Steely Dan’s Donald Fagen Writes a Not-Quite-Memoir
By David Bamundo
Wall Street Journal
In his 40-plus-year career, Donald Fagen has been praised for his lyrics, both as one of Steely Dan’s co-founders and in his solo work.
Now, his nonlyrical writings have been collected in Eminent Hipsters, a not-quite-memoir released by Viking and celebrated at Barnes & Noble in Union Square last week with a discussion with Rolling Stone editor David Fricke.
There are two main themes of the book: His experiences from his youth and a diary he kept during his recent “Dukes of September” tour, in which he performed with Boz Scaggs and Michael McDonald. Like his lyrics, Hipsters is filled with Mr. Fagen’s caustic wit and self-deprecation.
When he was about 8 years old, his family moved from Passaic, N.J., to Kendall Park, a then-new housing development in an otherwise rural community. Mr. Fagen recalled mounds of dirt on the corners of the unfinished development. “It was like Poltergeist,’ ” he said. “You ever see that movie? I’m surprised graves didn’t start rising up from the ground.”
As for the book’s title, he added, “there’s a million definitions of hipster. I’m using it for these sort of marginal artists that inspired me when I was a kid… they were the cutting-edge people of the time.”
People like the Boswell Sisters, who started singing together in the 1920s and were admired by the more popular Andrews Sisters, and Jean Shepherd, a syndicated late-night radio host Mr.
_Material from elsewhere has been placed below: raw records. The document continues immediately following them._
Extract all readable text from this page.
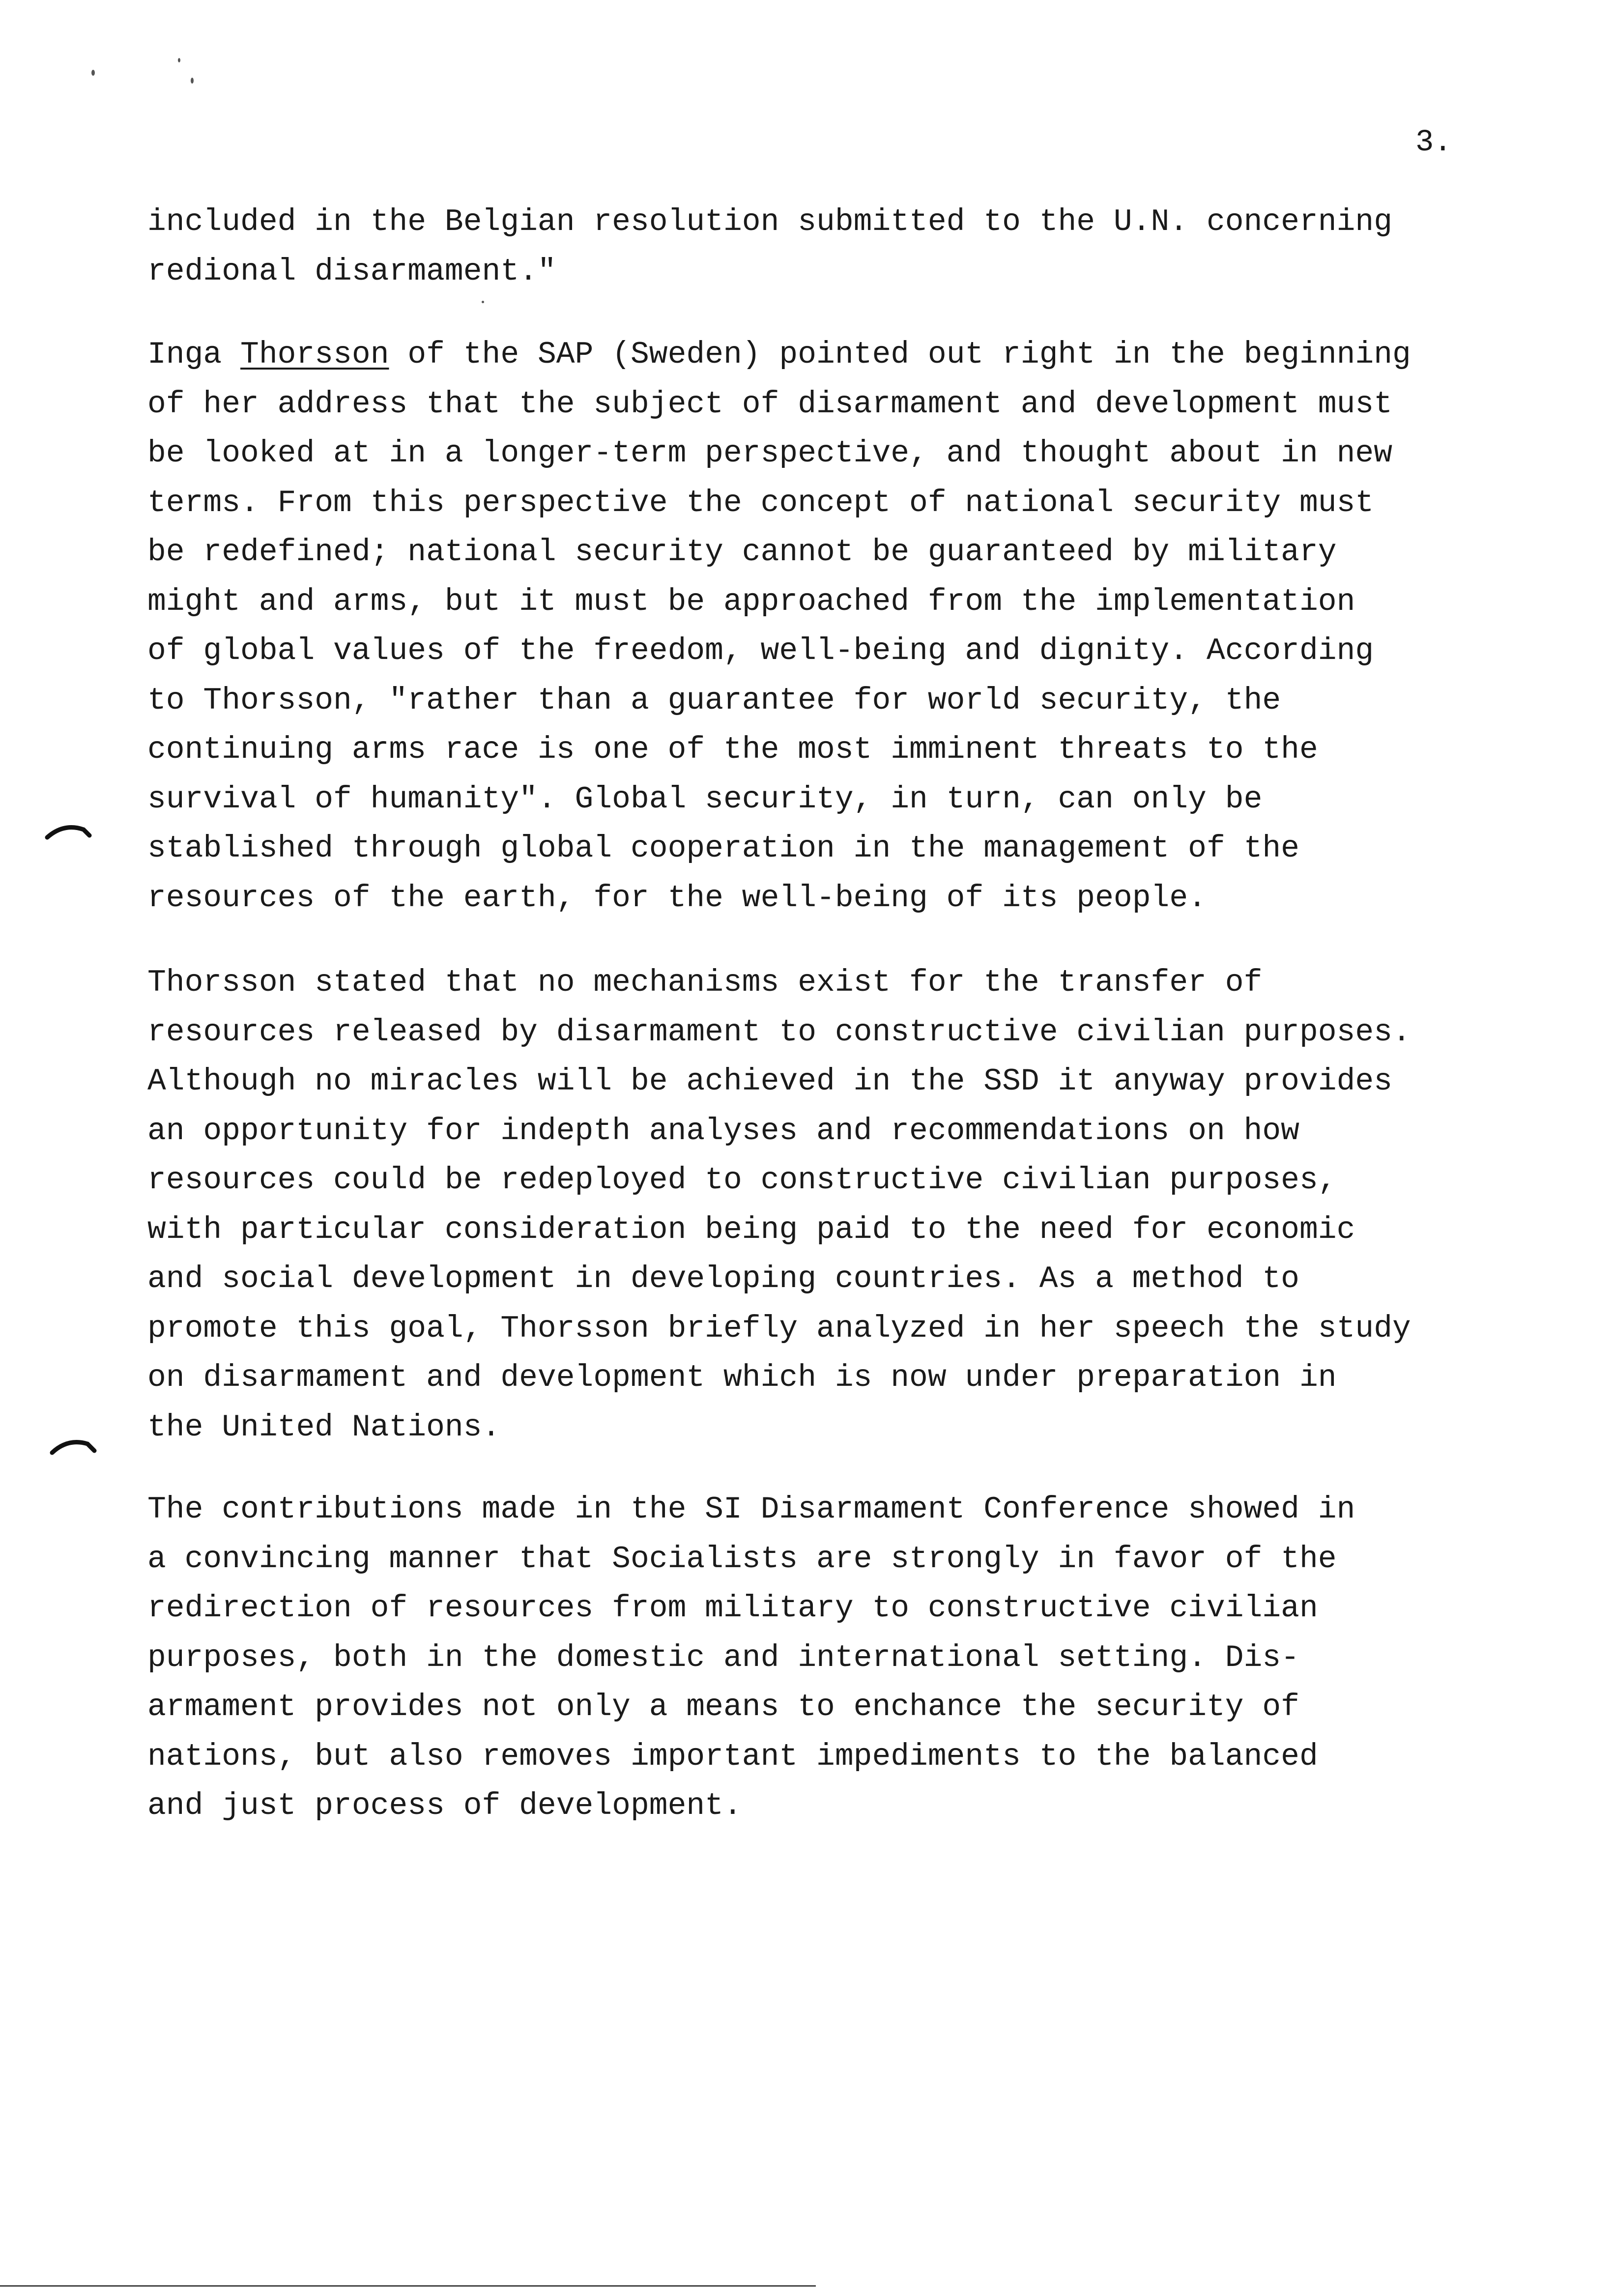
3.
included in the Belgian resolution submitted to the U.N. concerning
redional disarmament."
Inga Thorsson of the SAP (Sweden) pointed out right in the beginning
of her address that the subject of disarmament and development must
be looked at in a longer-term perspective, and thought about in new
terms. From this perspective the concept of national security must
be redefined; national security cannot be guaranteed by military
might and arms, but it must be approached from the implementation
of global values of the freedom, well-being and dignity. According
to Thorsson, "rather than a guarantee for world security, the
continuing arms race is one of the most imminent threats to the
survival of humanity". Global security, in turn, can only be
stablished through global cooperation in the management of the
resources of the earth, for the well-being of its people.
Thorsson stated that no mechanisms exist for the transfer of
resources released by disarmament to constructive civilian purposes.
Although no miracles will be achieved in the SSD it anyway provides
an opportunity for indepth analyses and recommendations on how
resources could be redeployed to constructive civilian purposes,
with particular consideration being paid to the need for economic
and social development in developing countries. As a method to
promote this goal, Thorsson briefly analyzed in her speech the study
on disarmament and development which is now under preparation in
the United Nations.
The contributions made in the SI Disarmament Conference showed in
a convincing manner that Socialists are strongly in favor of the
redirection of resources from military to constructive civilian
purposes, both in the domestic and international setting. Dis-
armament provides not only a means to enchance the security of
nations, but also removes important impediments to the balanced
and just process of development.
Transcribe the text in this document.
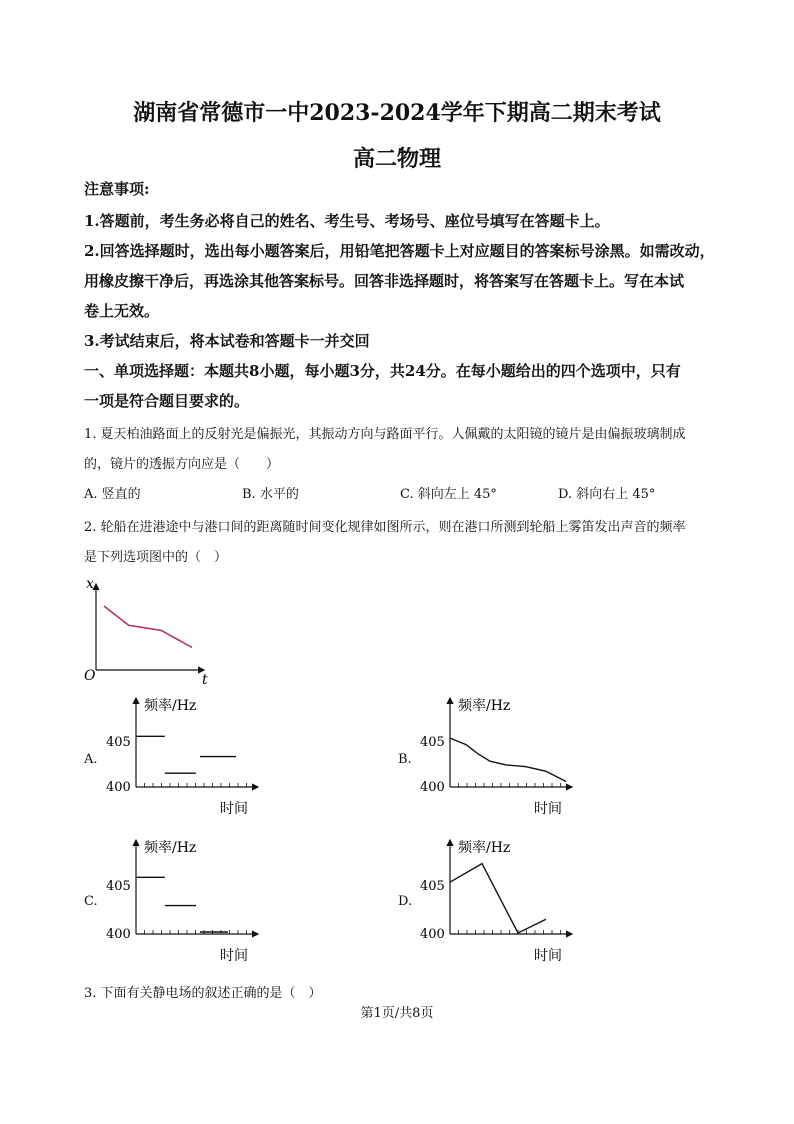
湖南省常德市一中2023-2024学年下期高二期末考试
高二物理
注意事项:
1.答题前，考生务必将自己的姓名、考生号、考场号、座位号填写在答题卡上。
2.回答选择题时，选出每小题答案后，用铅笔把答题卡上对应题目的答案标号涂黑。如需改动，
用橡皮擦干净后，再选涂其他答案标号。回答非选择题时，将答案写在答题卡上。写在本试
卷上无效。
3.考试结束后，将本试卷和答题卡一并交回
一、单项选择题：本题共8小题，每小题3分，共24分。在每小题给出的四个选项中，只有
一项是符合题目要求的。
1. 夏天柏油路面上的反射光是偏振光，其振动方向与路面平行。人佩戴的太阳镜的镜片是由偏振玻璃制成
的，镜片的透振方向应是（　　）
A. 竖直的	B. 水平的	C. 斜向左上 45°	D. 斜向右上 45°
2. 轮船在进港途中与港口间的距离随时间变化规律如图所示，则在港口所测到轮船上雾笛发出声音的频率
是下列选项图中的（　）
x
t
O
A.
405
400
频率/Hz
时间
B.
405
400
频率/Hz
时间
C.
405
400
频率/Hz
时间
D.
405
400
频率/Hz
时间
3. 下面有关静电场的叙述正确的是（　）
第1页/共8页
Fagen would stay up all night listening to.
Though more a fan of jazz, blues and bebop, Mr. Fagen was also influenced by Bob Dylan. Listening to a record that a friend pushed on him, “he sounded bad to me, to my jazz ears,” Mr. Fagen said. “To a jazz person’s ear, it was amateur.”
But, “when Another Side of Bob Dylan came out, all of a sudden — his voice! He was like Frank Sinatra,” he added. “I was hooked.”
After that same friend then introduced him to LSD, Mr. Fagen recalled thinking, “Hey, I can be in a rock ‘n’ roll band.”
In 1965, he enrolled in Bard College where he met Walter Becker, and while they went on to found Steely Dan, Mr. Fagen, its lead singer, said he never saw himself as a frontman.
“We were looking for a frontman all the time,” he said, “but we never came up with one. I was elected, essentially, so I did it and we had a hit.”
After that, he said, “I was trapped. But after a while I got into it.”
Mr. Fagen writes candidly in Hipsters about the grind of touring and the love-hate relationship he has with audiences. In 2012, touring with Messrs. Scaggs and McDonald as the Dukes of September, the three musical veterans wanted to play the songs that they loved when they got into the music business.
“We knew that if we were gonna do that, we had to do some of our own repertoire,” he said, “or we were dead.”
At one concert, the Dukes kicked off with a Ray Charles song, a man in the audience stood up, cursed at them and walked out.
“When that happens, because I’m in a vulnerable state, you know, I started to hate everyone in the audience,” Mr. Fagen said.
As for today’s music scene, he admits, “I’m very detached from what’s happening now. I live in the past like Miss Havisham in Great Expectations. I have, like, this rotting wedding cake in my room.”